PWPNation.com contributor Chris Baker gives a play-by-play of the Cactus Jack vs. Triple H Hell in a Cell battle at No Way Out 2000 as “The Highway to Hell in a Cell” continues

“The Hardcore Legend” is a nickname that describes a man known for revolutionizing hardcore wrestling. Throughout the 1990s, Mick Foley was prominent in all major wrestling promotions: WCW, ECW, and WWE.

No matter how many thumbtacks stuck in his body, Foley was always giving fans the hardcore wrestling they yearned to see. Foley had three personas during his WWE career.  Dude Love, Mankind, and Cactus Jack were all figures that defined the Attitude Era.

Toward the end of his first run in WWE, Cactus Jack was back and looking for a fight. At the time, what better brawler was there than Triple H?

So Cactus Jack went after Triple H and the WWF Championship, leading to their infamous match at No Way Out 2000. Among Foley’s legendary career, there had never been a match with so much blood, intensity and heart.

When Cactus Jack and Triple H came face-to-face at Royal Rumble 2000, even Foley was shocked by the hell-bound destruction brought forth. At the beginning of 2000, Triple H stood atop all of the World Wrestling Federation (hence the nickname “The Game”),

On the other hand, there were rumors that Mick Foley’s retirement was coming soon. Foley had never been a quitter, which is why he set his eyes on Triple H and his WWF Championship. For The Hardcore Legend, a Street Fight was the perfect way to do this.

Although he fell short in the Royal Rumble brawl, Mick Foley still had fight left in him.


Come No Way Out 2000, Hell in a Cell was about more than just brutality; if Cactus Jack failed to win the WWF Championship, he must retire.

Ding Ding!
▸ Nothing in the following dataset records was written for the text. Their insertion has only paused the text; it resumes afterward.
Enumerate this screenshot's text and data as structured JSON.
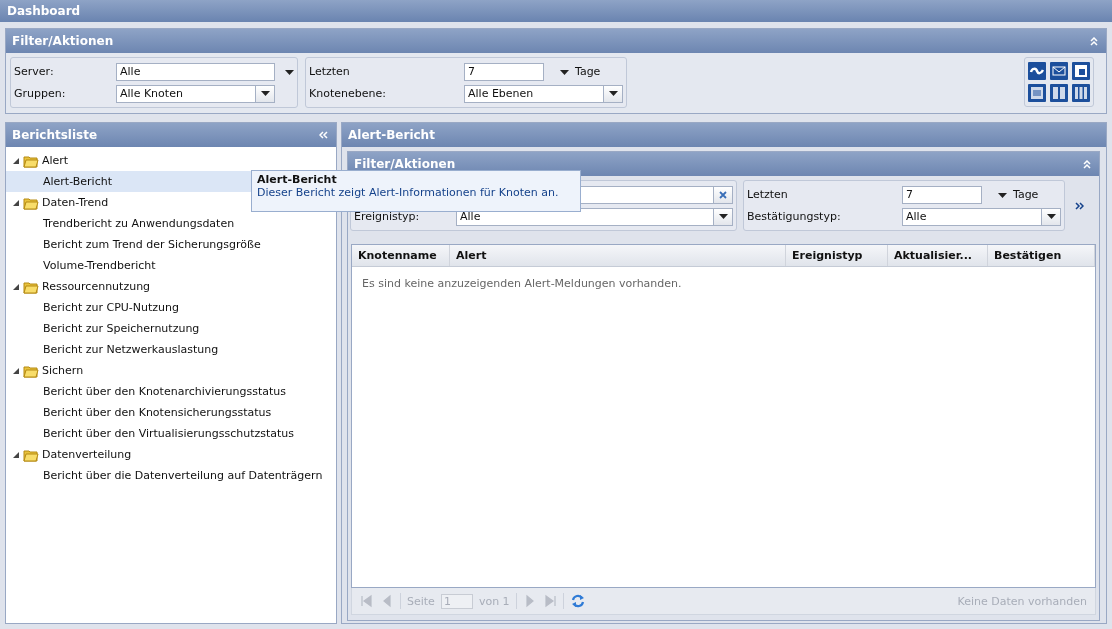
{
  "app_title": "Dashboard",
  "filter_panel": {
    "title": "Filter/Aktionen",
    "groups": [
      {
        "fields": [
          {
            "kind": "loose-select",
            "label": "Server:",
            "value": "Alle"
          },
          {
            "kind": "select",
            "label": "Gruppen:",
            "value": "Alle Knoten"
          }
        ]
      },
      {
        "fields": [
          {
            "kind": "number",
            "label": "Letzten",
            "value": "7",
            "unit": "Tage"
          },
          {
            "kind": "select",
            "label": "Knotenebene:",
            "value": "Alle Ebenen"
          }
        ]
      }
    ]
  },
  "report_list": {
    "title": "Berichtsliste",
    "tree": [
      {
        "label": "Alert",
        "expanded": true,
        "children": [
          {
            "label": "Alert-Bericht",
            "selected": true
          }
        ]
      },
      {
        "label": "Daten-Trend",
        "expanded": true,
        "children": [
          {
            "label": "Trendbericht zu Anwendungsdaten",
            "selected": false
          },
          {
            "label": "Bericht zum Trend der Sicherungsgröße",
            "selected": false
          },
          {
            "label": "Volume-Trendbericht",
            "selected": false
          }
        ]
      },
      {
        "label": "Ressourcennutzung",
        "expanded": true,
        "children": [
          {
            "label": "Bericht zur CPU-Nutzung",
            "selected": false
          },
          {
            "label": "Bericht zur Speichernutzung",
            "selected": false
          },
          {
            "label": "Bericht zur Netzwerkauslastung",
            "selected": false
          }
        ]
      },
      {
        "label": "Sichern",
        "expanded": true,
        "children": [
          {
            "label": "Bericht über den Knotenarchivierungsstatus",
            "selected": false
          },
          {
            "label": "Bericht über den Knotensicherungsstatus",
            "selected": false
          },
          {
            "label": "Bericht über den Virtualisierungsschutzstatus",
            "selected": false
          }
        ]
      },
      {
        "label": "Datenverteilung",
        "expanded": true,
        "children": [
          {
            "label": "Bericht über die Datenverteilung auf Datenträgern",
            "selected": false
          }
        ]
      }
    ]
  },
  "report_panel": {
    "title": "Alert-Bericht",
    "filter": {
      "title": "Filter/Aktionen",
      "groups": [
        {
          "fields": [
            {
              "kind": "clear"
            },
            {
              "kind": "select",
              "label": "Ereignistyp:",
              "value": "Alle"
            }
          ]
        },
        {
          "fields": [
            {
              "kind": "number",
              "label": "Letzten",
              "value": "7",
              "unit": "Tage"
            },
            {
              "kind": "select",
              "label": "Bestätigungstyp:",
              "value": "Alle"
            }
          ]
        }
      ]
    },
    "table": {
      "columns": [
        "Knotenname",
        "Alert",
        "Ereignistyp",
        "Aktualisier...",
        "Bestätigen"
      ],
      "empty_message": "Es sind keine anzuzeigenden Alert-Meldungen vorhanden."
    },
    "pager": {
      "disabled": true,
      "page_label": "Seite",
      "page_value": "1",
      "of_label": "von 1",
      "status": "Keine Daten vorhanden"
    }
  },
  "tooltip": {
    "title": "Alert-Bericht",
    "text": "Dieser Bericht zeigt Alert-Informationen für Knoten an."
  }
}
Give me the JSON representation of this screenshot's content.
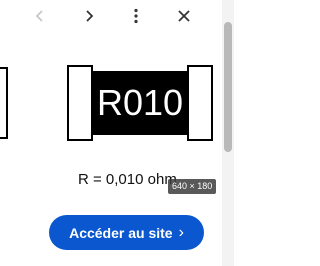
{
  "toolbar": {
    "prev_icon": "chevron-left-icon",
    "next_icon": "chevron-right-icon",
    "more_icon": "more-vert-icon",
    "close_icon": "close-icon"
  },
  "image": {
    "marking": "R010",
    "formula": "R = 0,010 ohm",
    "size_badge": "640 × 180"
  },
  "cta": {
    "label": "Accéder au site",
    "chevron": "›"
  },
  "colors": {
    "cta_bg": "#0b57d0",
    "resistor_body": "#000000"
  }
}
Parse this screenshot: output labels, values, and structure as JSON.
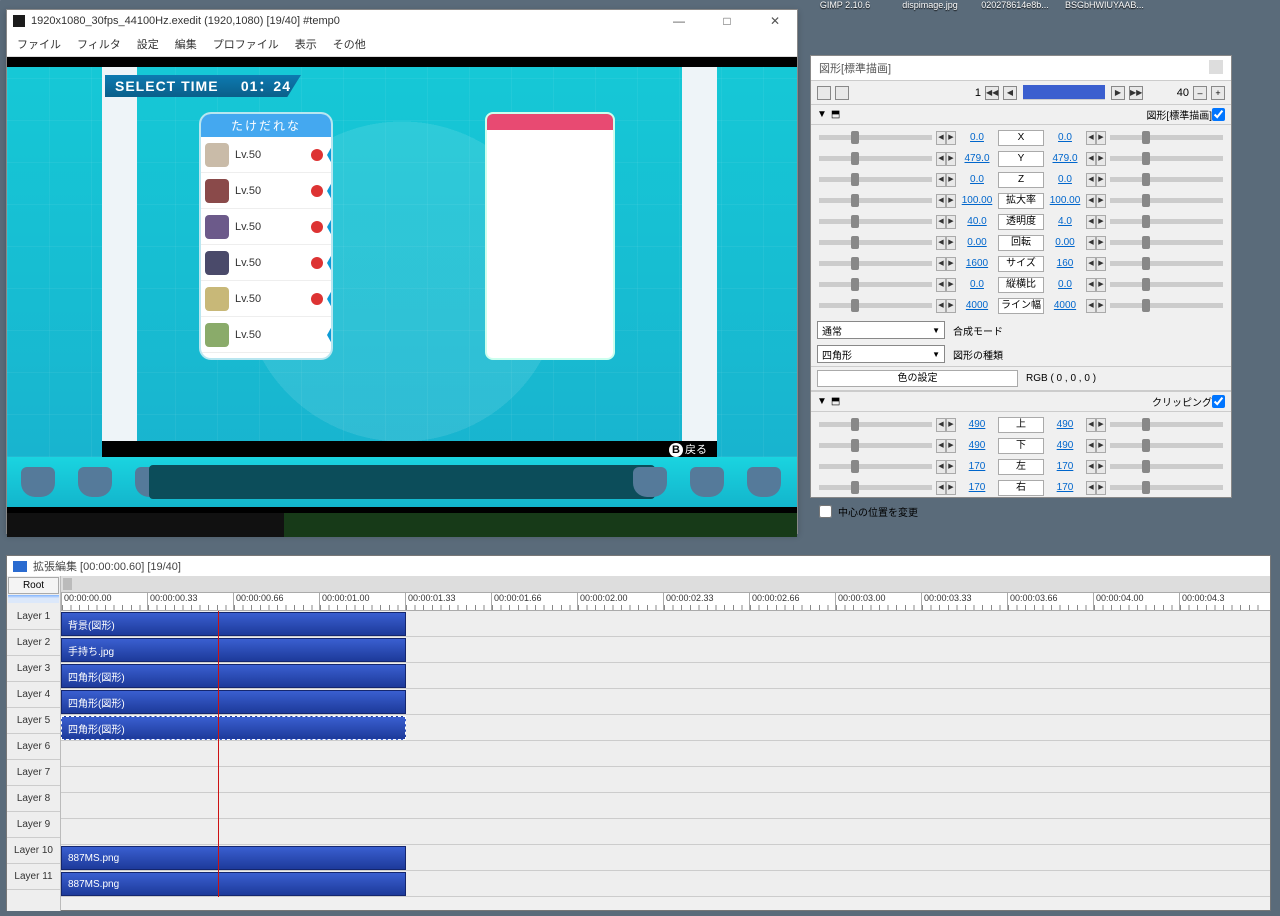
{
  "desktop_icons": [
    {
      "label": "GIMP 2.10.6"
    },
    {
      "label": "dispimage.jpg"
    },
    {
      "label": "020278614e8b..."
    },
    {
      "label": "BSGbHWIUYAAB..."
    }
  ],
  "preview": {
    "title": "1920x1080_30fps_44100Hz.exedit (1920,1080)  [19/40]  #temp0",
    "menu": [
      "ファイル",
      "フィルタ",
      "設定",
      "編集",
      "プロファイル",
      "表示",
      "その他"
    ],
    "select_time_label": "SELECT TIME",
    "select_time_value": "01：24",
    "trainer_name": "たけだれな",
    "party": [
      {
        "lv": "Lv.50"
      },
      {
        "lv": "Lv.50"
      },
      {
        "lv": "Lv.50"
      },
      {
        "lv": "Lv.50"
      },
      {
        "lv": "Lv.50"
      },
      {
        "lv": "Lv.50"
      }
    ],
    "back_label": "戻る",
    "back_btn": "B"
  },
  "prop": {
    "title": "図形[標準描画]",
    "frame_start": "1",
    "frame_end": "40",
    "section1": "図形[標準描画]",
    "rows": [
      {
        "vL": "0.0",
        "label": "X",
        "vR": "0.0"
      },
      {
        "vL": "479.0",
        "label": "Y",
        "vR": "479.0"
      },
      {
        "vL": "0.0",
        "label": "Z",
        "vR": "0.0"
      },
      {
        "vL": "100.00",
        "label": "拡大率",
        "vR": "100.00"
      },
      {
        "vL": "40.0",
        "label": "透明度",
        "vR": "4.0"
      },
      {
        "vL": "0.00",
        "label": "回転",
        "vR": "0.00"
      },
      {
        "vL": "1600",
        "label": "サイズ",
        "vR": "160"
      },
      {
        "vL": "0.0",
        "label": "縦横比",
        "vR": "0.0"
      },
      {
        "vL": "4000",
        "label": "ライン幅",
        "vR": "4000"
      }
    ],
    "blend_mode": "通常",
    "blend_label": "合成モード",
    "shape_type": "四角形",
    "shape_label": "図形の種類",
    "color_btn": "色の設定",
    "rgb": "RGB ( 0 , 0 , 0 )",
    "section2": "クリッピング",
    "clip_rows": [
      {
        "vL": "490",
        "label": "上",
        "vR": "490"
      },
      {
        "vL": "490",
        "label": "下",
        "vR": "490"
      },
      {
        "vL": "170",
        "label": "左",
        "vR": "170"
      },
      {
        "vL": "170",
        "label": "右",
        "vR": "170"
      }
    ],
    "center_checkbox": "中心の位置を変更"
  },
  "timeline": {
    "title": "拡張編集 [00:00:00.60] [19/40]",
    "root": "Root",
    "ticks": [
      "00:00:00.00",
      "00:00:00.33",
      "00:00:00.66",
      "00:00:01.00",
      "00:00:01.33",
      "00:00:01.66",
      "00:00:02.00",
      "00:00:02.33",
      "00:00:02.66",
      "00:00:03.00",
      "00:00:03.33",
      "00:00:03.66",
      "00:00:04.00",
      "00:00:04.3"
    ],
    "layers": [
      {
        "name": "Layer 1",
        "clip": "背景(図形)"
      },
      {
        "name": "Layer 2",
        "clip": "手持ち.jpg"
      },
      {
        "name": "Layer 3",
        "clip": "四角形(図形)"
      },
      {
        "name": "Layer 4",
        "clip": "四角形(図形)"
      },
      {
        "name": "Layer 5",
        "clip": "四角形(図形)",
        "selected": true
      },
      {
        "name": "Layer 6",
        "clip": null
      },
      {
        "name": "Layer 7",
        "clip": null
      },
      {
        "name": "Layer 8",
        "clip": null
      },
      {
        "name": "Layer 9",
        "clip": null
      },
      {
        "name": "Layer 10",
        "clip": "887MS.png"
      },
      {
        "name": "Layer 11",
        "clip": "887MS.png"
      }
    ]
  }
}
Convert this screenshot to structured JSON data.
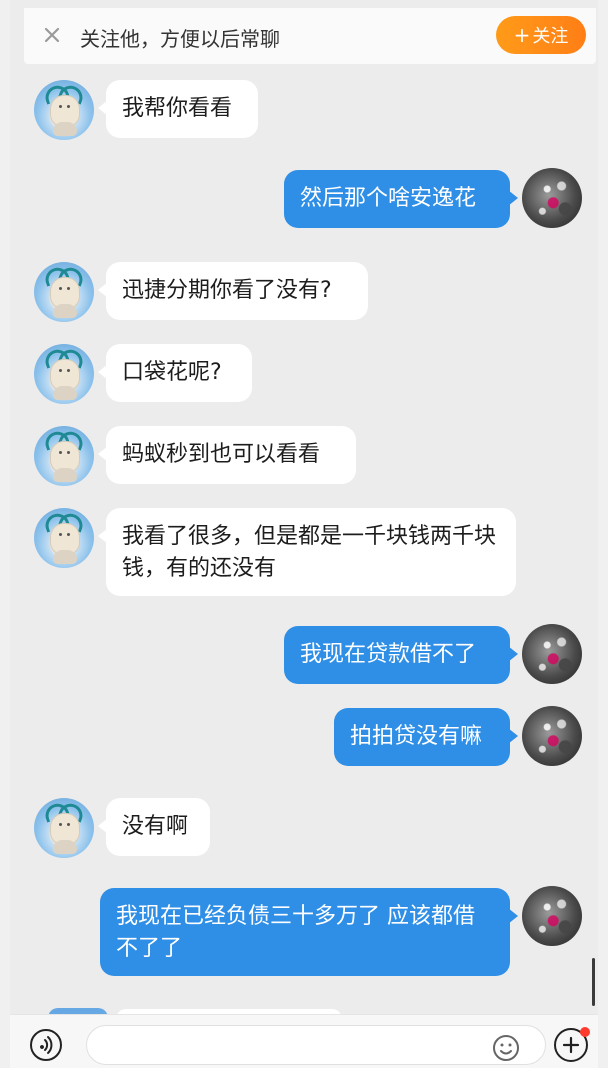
{
  "header": {
    "close_icon": "close-icon",
    "follow_tip": "关注他，方便以后常聊",
    "follow_button_plus": "+",
    "follow_button_label": "关注"
  },
  "messages": [
    {
      "sender": "other",
      "text": "我帮你看看"
    },
    {
      "sender": "me",
      "text": "然后那个啥安逸花"
    },
    {
      "sender": "other",
      "text": "迅捷分期你看了没有?"
    },
    {
      "sender": "other",
      "text": "口袋花呢?"
    },
    {
      "sender": "other",
      "text": "蚂蚁秒到也可以看看"
    },
    {
      "sender": "other",
      "text": "我看了很多，但是都是一千块钱两千块钱，有的还没有"
    },
    {
      "sender": "me",
      "text": "我现在贷款借不了"
    },
    {
      "sender": "me",
      "text": "拍拍贷没有嘛"
    },
    {
      "sender": "other",
      "text": "没有啊"
    },
    {
      "sender": "me",
      "text": "我现在已经负债三十多万了 应该都借不了了"
    }
  ],
  "composer": {
    "voice_icon": "voice-icon",
    "input_placeholder": "",
    "emoji_icon": "emoji-icon",
    "plus_icon": "plus-icon"
  },
  "colors": {
    "accent": "#2f8fe6",
    "follow": "#ff8a18",
    "badge": "#ff3b30"
  }
}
The bell rang, and Cactus tried to open the cell door. Due to this distracction, Triple H thought he could sneak up on his opponent, but Cactus threw a right hand, instead.

The two started exchanging blows in the ring, most of which were given by Cactus.

After a few minutes, Triple H gained control by throwing the challenger into the steel steps. Moments later, The Game threw the same steps at Cactus’ face.

Steel was still a factor, as Triple H repeatedly hit his opponent with a chair.

There was a game-changer when Cactus hit the champion with a low blow. This change of momentum was very brief, though.

Triple H continuously bounced Cactus’ head off the cell. But as soon as Triple H was going for a piledriver on the steps, Cactus swung him face-first into the cell.


Now that The Game was finally busted open, Cactus inflicted more pain by rubbing his foe’s face against the cell. Chair in hand, Cactus throw himself at Triple H’s skull.

Cactus was able to loosen the steel of the cell, and he opened it completely by launching Triple H.

Blood was everywhere, especially after Cactus hit a piledriver on the announce table.

The crowd got even rowdier when Cactus nailed Triple H with a barbed-wire 2×4.

Attempting to stop his opponent’s wrath, Triple H made his way to the top of the cell. Cactus tried to follow, but Triple H pushed him off, plummeting through the announce table.

Somehow Cactus climbed back up, only to be hit with the barbed-wire.

Cactus hit another low blow, then he suplexed his opponent onto the steel. That wasn’t the only time The Game’s head hit the top of the cell, as Cactus hit a double-arm DDT.

Let there be fire! Cactus set the 2×4 ablaze, next hitting Triple H in the face with it.

Triple H escaped another DDT, this time by back-dropping Cactus right through the cell. As soon as his body came crashing down, part of the mat caved in.


“And Cactus Jack has broken in half!” Jim Ross howled.

But Cactus still had life in him. He was able to get onto his feet, but Triple H was quick to hit the pedigree.

The ref made the three-count.


Fans chanted “Foley” like never before, as Cactus walked back to the locker room. A standing ovation had never been more deserved.

Lucky for the wrestling industry, Mick Foley’s career didn’t officially end until 2013.

Well, at the end of the day, ever new beginning comes from some other beginning’s end.